At a recent Bar Mitzvah, I got chatting with a friend who was recently returned from Israel. Our conversation started with what’s become the typical post-service discussion of who tutored the Bar Mitzvah boy, how many months did they work together, and how wonderful the young man did with his service. My friend related to me that in Israel, orthodox families don’t think much of needing to prepare for their child’s Bar or Bat Mitzvah. The child has been hearing and saying the prayers their whole life, they already know how to read tropes, and as the Torah portion they read is directly related to the day they were born, the family knows the portion upwards of 10 years before the child’s actual service, giving more than enough time for the child to perfect all the chanting. A few weeks before the event, the parents speak with the Rabbi to discuss who will called up for certain honors, and that’s it.

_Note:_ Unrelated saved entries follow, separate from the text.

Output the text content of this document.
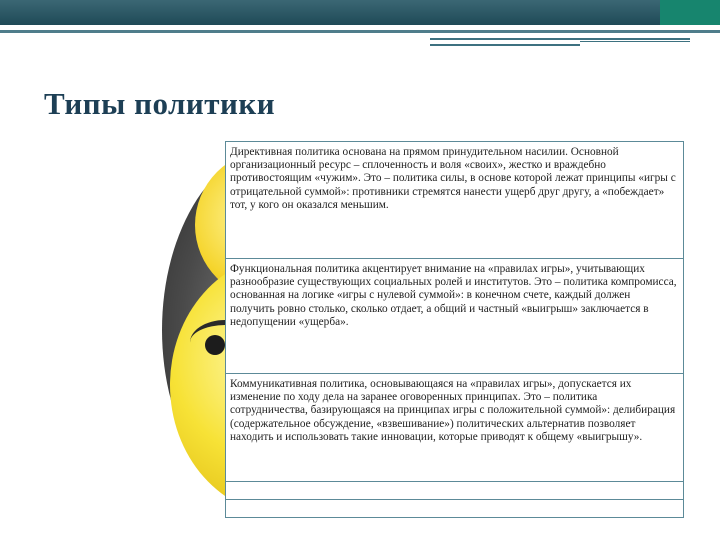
Типы политики
Директивная политика основана на прямом принудительном насилии. Основной организационный ресурс – сплоченность и воля «своих», жестко и враждебно противостоящим «чужим». Это – политика силы, в основе которой лежат принципы «игры с отрицательной суммой»: противники стремятся нанести ущерб друг другу, а «побеждает» тот, у кого он оказался меньшим.
Функциональная политика акцентирует внимание на «правилах игры», учитывающих разнообразие существующих социальных ролей и институтов. Это – политика компромисса, основанная на логике «игры с нулевой суммой»: в конечном счете, каждый должен получить ровно столько, сколько отдает, а общий и частный «выигрыш» заключается в недопущении «ущерба».
Коммуникативная политика, основывающаяся на «правилах игры», допускается их изменение по ходу дела на заранее оговоренных принципах. Это – политика сотрудничества, базирующаяся на принципах игры с положительной суммой»: делибирация (содержательное обсуждение, «взвешивание») политических альтернатив позволяет находить и использовать такие инновации, которые приводят к общему «выигрышу».
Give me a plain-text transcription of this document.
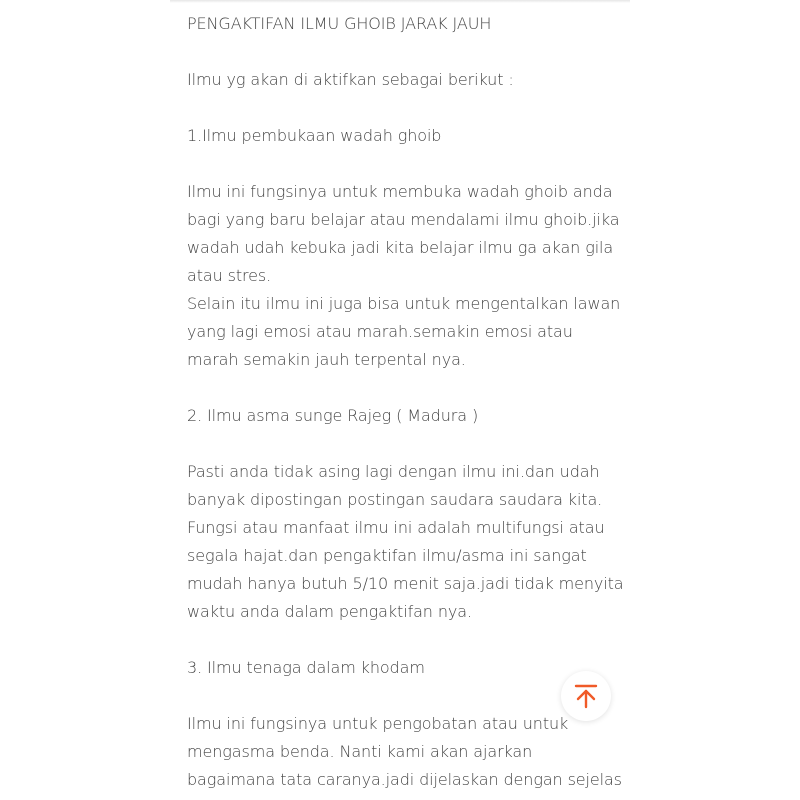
PENGAKTIFAN ILMU GHOIB JARAK JAUH

Ilmu yg akan di aktifkan sebagai berikut :

1.Ilmu pembukaan wadah ghoib

Ilmu ini fungsinya untuk membuka wadah ghoib anda

bagi yang baru belajar atau mendalami ilmu ghoib.jika

wadah udah kebuka jadi kita belajar ilmu ga akan gila

atau stres.

Selain itu ilmu ini juga bisa untuk mengentalkan lawan

yang lagi emosi atau marah.semakin emosi atau

marah semakin jauh terpental nya.

2. Ilmu asma sunge Rajeg ( Madura )

Pasti anda tidak asing lagi dengan ilmu ini.dan udah

banyak dipostingan postingan saudara saudara kita.

Fungsi atau manfaat ilmu ini adalah multifungsi atau

segala hajat.dan pengaktifan ilmu/asma ini sangat

mudah hanya butuh 5/10 menit saja.jadi tidak menyita

waktu anda dalam pengaktifan nya.

3. Ilmu tenaga dalam khodam

Ilmu ini fungsinya untuk pengobatan atau untuk

mengasma benda. Nanti kami akan ajarkan

bagaimana tata caranya.jadi dijelaskan dengan sejelas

Theoretically, that means a parent or other family member could chant a young child’s Torah portion (and Haftarah) to them at night, as a sort of lullaby. To a young child, those musical notes and syllables would come to mean “I am loved” and “I am safe”. The kid would learn it as a comforting lullaby, building an unbreakable connection with whoever chanted and sang those words. Ten years later, having to chant a Torah portion in front of the community wouldn’t be something to make you nervous, you’re simply singing the song that you’ve always known.
When a Jewish child is born, they receive an invitation to two very special clubs.
The first club is comprised of all the other Jewish children being called to the Torah as B’nai Mitzvah that same Shabbat. All of those students learn the same Torah portion. In this club of having something in common, everyone shares the unbreakable bond of having been called to the Torah for the first time to read the same Torah portion. Chances are, many of you share the same birthday as well.
The second club is comprised of people you may not have anything in common with. In fact, no one from your first club will be part of your second club. Everyone in this second club was called to the Torah for the first time for a different portion than everyone else. There may be 54 people in this club, but more likely there is somewhere between 156 and 162. You each bring a different Torah portion to the table. Which means that when all of you are together, you literally have the entire Torah amongst you.
Jewish children of the world, the day you were born you received two invitations.
The day you were called to the Torah as a Bar or Bat Mitzvah you answered both of those invitations with here I am.